Sky's trademark registrations should at that time have sounded a warning of the potential for conflict. Sky was registered for computer software and for broadband-related services (such as email). The judge held that the file storage, management and sharing software for which SkyDrive was being used was identical to, or closely connected with, these goods and services.
When carrying out clearance searches it is a good idea to keep in mind all the various ways in which a mark might be used. At the outset, Microsoft may not have realised that what began as use of "Windows Live SkyDrive" would become over time use of "SkyDrive" as a standalone brand.
While the High Court held that Sky's trademarks were infringed by the use of Windows Live SkyDrive as well as by SkyDrive on its own, the separation of SkyDrive from Windows branding can't have helped their case. Even before SkyDrive was given its independence, there were situations where consumers encountering SkyDrive would not have been aware that it was a Microsoft product, such as links to SkyDrive in emails.
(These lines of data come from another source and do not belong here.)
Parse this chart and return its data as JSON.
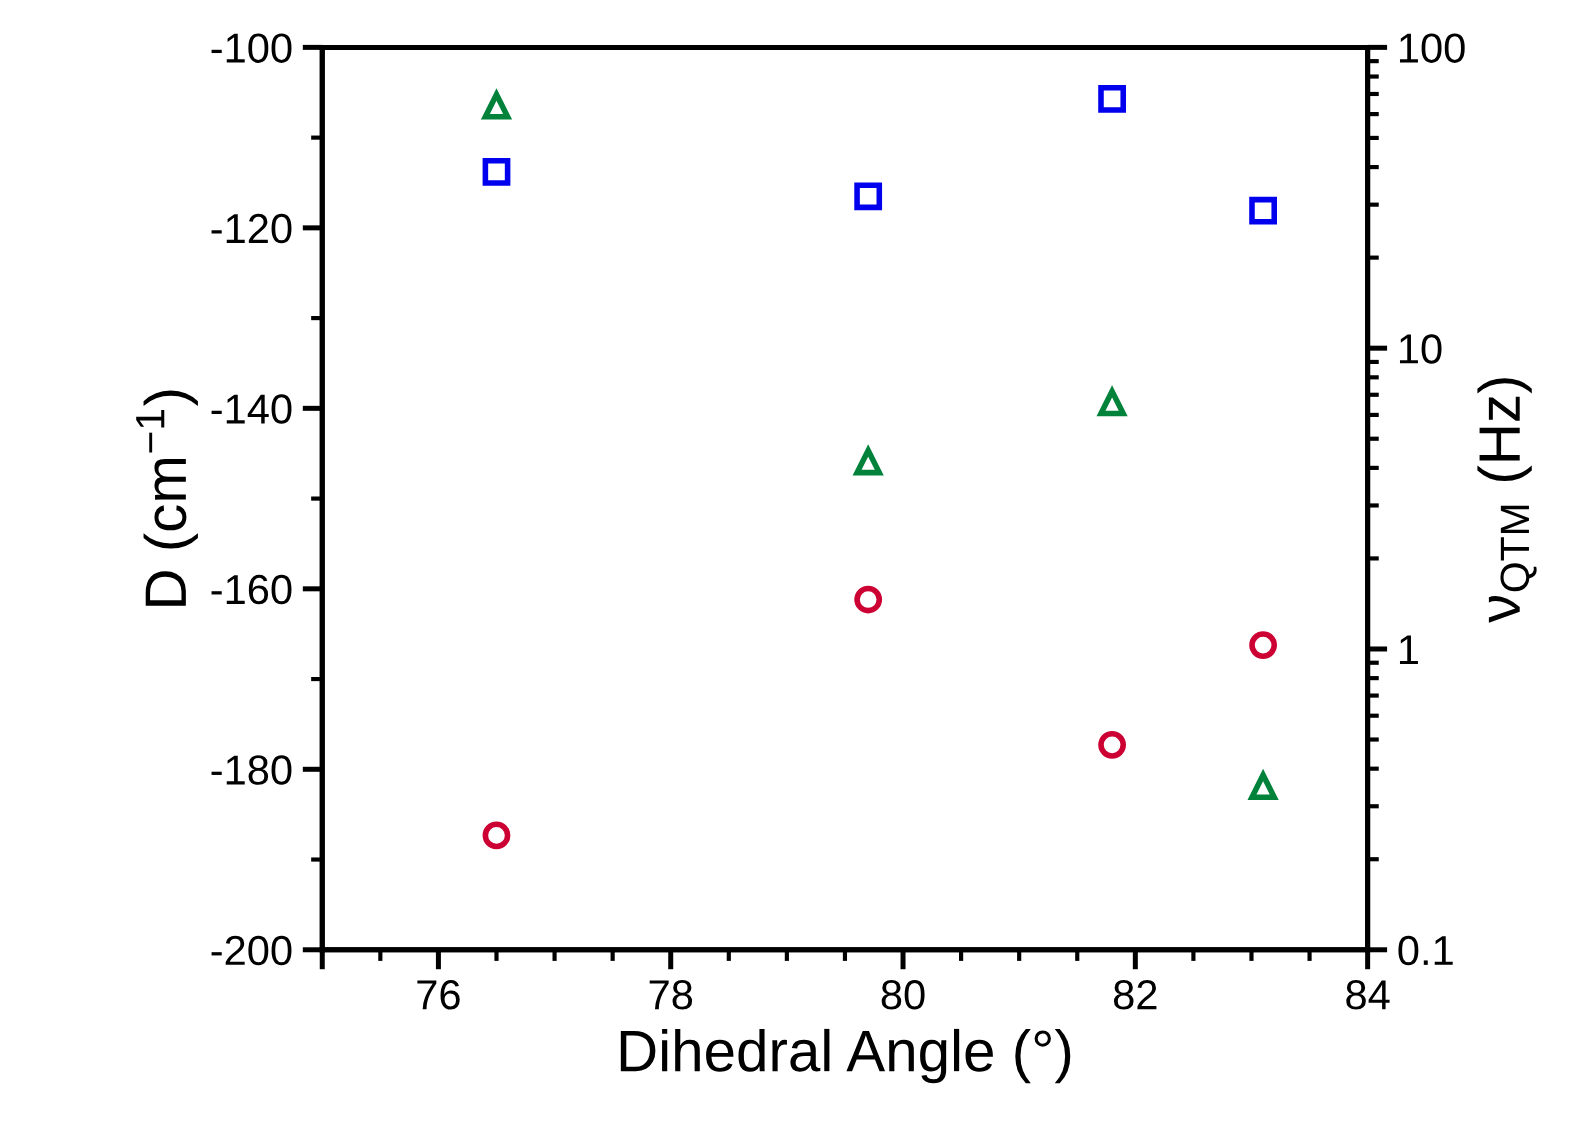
{
  "chart_data": {
    "type": "scatter",
    "xlabel": "Dihedral Angle (°)",
    "ylabel": "D (cm$^{−1}$)",
    "y2label": "ν$_{QTM}$ (Hz)",
    "x": [
      76.5,
      79.7,
      81.8,
      83.1
    ],
    "xlim": [
      75,
      84
    ],
    "xticks": [
      {
        "value": 75,
        "label": null
      },
      76,
      78,
      80,
      82,
      84
    ],
    "ylim": [
      -200,
      -100
    ],
    "yticks": [
      -200,
      -180,
      -160,
      -140,
      -120,
      -100
    ],
    "y2lim": [
      0.1,
      100
    ],
    "y2ticks": [
      0.1,
      1,
      10,
      100
    ],
    "log": "y2",
    "grid": false,
    "legend": false,
    "series": [
      {
        "color": "#0000ee",
        "marker": "square",
        "values": [
          -113.8,
          -116.5,
          -105.7,
          -118.1
        ]
      },
      {
        "color": "#00823b",
        "marker": "triangle",
        "axis": "y2",
        "values": [
          64,
          4.2,
          6.6,
          0.35
        ]
      },
      {
        "color": "#cc0033",
        "marker": "circle",
        "axis": "y2",
        "values": [
          0.24,
          1.46,
          0.48,
          1.03
        ]
      }
    ]
  }
}
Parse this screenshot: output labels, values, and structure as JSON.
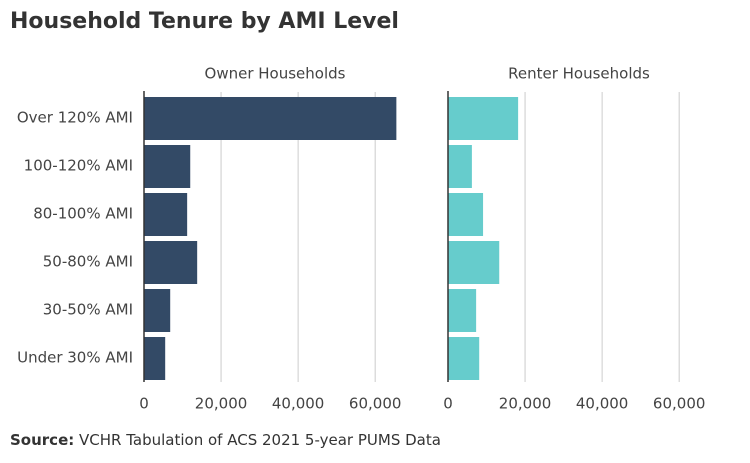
{
  "title": "Household Tenure by AMI Level",
  "source": {
    "label": "Source:",
    "text": "VCHR Tabulation of ACS 2021 5-year PUMS Data"
  },
  "chart_data": {
    "type": "bar",
    "orientation": "horizontal",
    "panels": true,
    "categories": [
      "Over 120% AMI",
      "100-120% AMI",
      "80-100% AMI",
      "50-80% AMI",
      "30-50% AMI",
      "Under 30% AMI"
    ],
    "series": [
      {
        "name": "Owner Households",
        "color": "#334a66",
        "values": [
          65500,
          12000,
          11200,
          13800,
          6800,
          5500
        ]
      },
      {
        "name": "Renter Households",
        "color": "#66cccc",
        "values": [
          18200,
          6200,
          9100,
          13300,
          7300,
          8100
        ]
      }
    ],
    "xlim": [
      0,
      68000
    ],
    "xticks": [
      0,
      {
        "value": 20000,
        "label": "20,000"
      },
      {
        "value": 40000,
        "label": "40,000"
      },
      {
        "value": 60000,
        "label": "60,000"
      }
    ],
    "grid": true
  }
}
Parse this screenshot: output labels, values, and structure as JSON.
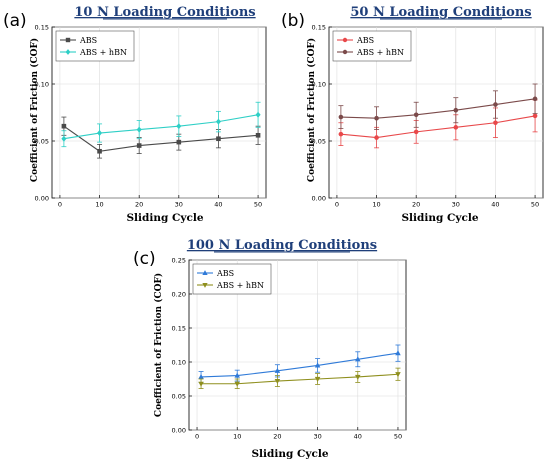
{
  "chart_data": [
    {
      "panel_label": "(a)",
      "type": "line",
      "title": "10 N Loading Conditions",
      "xlabel": "Sliding Cycle",
      "ylabel": "Coefficient of Friction (COF)",
      "x": [
        1,
        10,
        20,
        30,
        40,
        50
      ],
      "xlim": [
        -2,
        52
      ],
      "xticks": [
        "0",
        "10",
        "20",
        "30",
        "40",
        "50"
      ],
      "ylim": [
        0,
        0.15
      ],
      "yticks": [
        "0.00",
        "0.05",
        "0.10",
        "0.15"
      ],
      "grid": true,
      "legend_position": "top-left",
      "series": [
        {
          "name": "ABS",
          "color": "#4a4a4a",
          "marker": "square",
          "values": [
            0.063,
            0.041,
            0.046,
            0.049,
            0.052,
            0.055
          ],
          "errors": [
            0.008,
            0.006,
            0.007,
            0.007,
            0.008,
            0.008
          ]
        },
        {
          "name": "ABS + hBN",
          "color": "#2ecfc6",
          "marker": "diamond",
          "values": [
            0.052,
            0.057,
            0.06,
            0.063,
            0.067,
            0.073
          ],
          "errors": [
            0.007,
            0.008,
            0.008,
            0.009,
            0.009,
            0.011
          ]
        }
      ]
    },
    {
      "panel_label": "(b)",
      "type": "line",
      "title": "50 N Loading Conditions",
      "xlabel": "Sliding Cycle",
      "ylabel": "Coefficient of Friction (COF)",
      "x": [
        1,
        10,
        20,
        30,
        40,
        50
      ],
      "xlim": [
        -2,
        52
      ],
      "xticks": [
        "0",
        "10",
        "20",
        "30",
        "40",
        "50"
      ],
      "ylim": [
        0,
        0.15
      ],
      "yticks": [
        "0.00",
        "0.05",
        "0.10",
        "0.15"
      ],
      "grid": true,
      "legend_position": "top-left",
      "series": [
        {
          "name": "ABS",
          "color": "#e8484a",
          "marker": "circle",
          "values": [
            0.056,
            0.053,
            0.058,
            0.062,
            0.066,
            0.072
          ],
          "errors": [
            0.01,
            0.009,
            0.01,
            0.011,
            0.013,
            0.014
          ]
        },
        {
          "name": "ABS + hBN",
          "color": "#7b4a4a",
          "marker": "circle",
          "values": [
            0.071,
            0.07,
            0.073,
            0.077,
            0.082,
            0.087
          ],
          "errors": [
            0.01,
            0.01,
            0.011,
            0.011,
            0.012,
            0.013
          ]
        }
      ]
    },
    {
      "panel_label": "(c)",
      "type": "line",
      "title": "100 N Loading Conditions",
      "xlabel": "Sliding Cycle",
      "ylabel": "Coefficient of Friction (COF)",
      "x": [
        1,
        10,
        20,
        30,
        40,
        50
      ],
      "xlim": [
        -2,
        52
      ],
      "xticks": [
        "0",
        "10",
        "20",
        "30",
        "40",
        "50"
      ],
      "ylim": [
        0,
        0.25
      ],
      "yticks": [
        "0.00",
        "0.05",
        "0.10",
        "0.15",
        "0.20",
        "0.25"
      ],
      "grid": true,
      "legend_position": "top-left",
      "series": [
        {
          "name": "ABS",
          "color": "#2f7ad8",
          "marker": "triangle",
          "values": [
            0.078,
            0.08,
            0.087,
            0.095,
            0.104,
            0.113
          ],
          "errors": [
            0.008,
            0.008,
            0.009,
            0.01,
            0.011,
            0.012
          ]
        },
        {
          "name": "ABS + hBN",
          "color": "#8f8f1e",
          "marker": "down-triangle",
          "values": [
            0.068,
            0.068,
            0.072,
            0.075,
            0.078,
            0.082
          ],
          "errors": [
            0.007,
            0.007,
            0.008,
            0.008,
            0.008,
            0.009
          ]
        }
      ]
    }
  ]
}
It is easy to see why it would be tempting to think that by extension of the "cloud" analogy, the word "sky" should be seen as descriptive for cloud storage, or at least as a trademark that is only weakly distinctive and should not be considered to dominate SkyDrive. However, was it wise to place so much reliance on this?
The judge did not accept that "sky" is allusive of the internet or cloud storage. But even if that had been accepted, there must have been a risk that an association with Sky and its services had supplanted any initial descriptive significance, because it is so well known.
It's probable that Microsoft underestimated the risk of a dispute developing because they believed Sky was in practice operating in a different field. When SkyDrive was adopted in 2007, at least some of Microsoft's marketing team had no knowledge of Sky other than as a broadcaster. In fact, Sky had also been an internet service provider since 2006, and by 2010 its broadband service was being used by over three million households. Sky was ahead of the game in registering its marks for new areas of business.
This decision illustrates the importance of making a realistic assessment of the risks before adopting a new mark, and of not underestimating the potential for businesses to move towards each other in fast-developing areas of technology, creating conflicts where none had previously existed.
Alison Hague is a partner at Dehns Patent and Trade Mark Attorneys, London.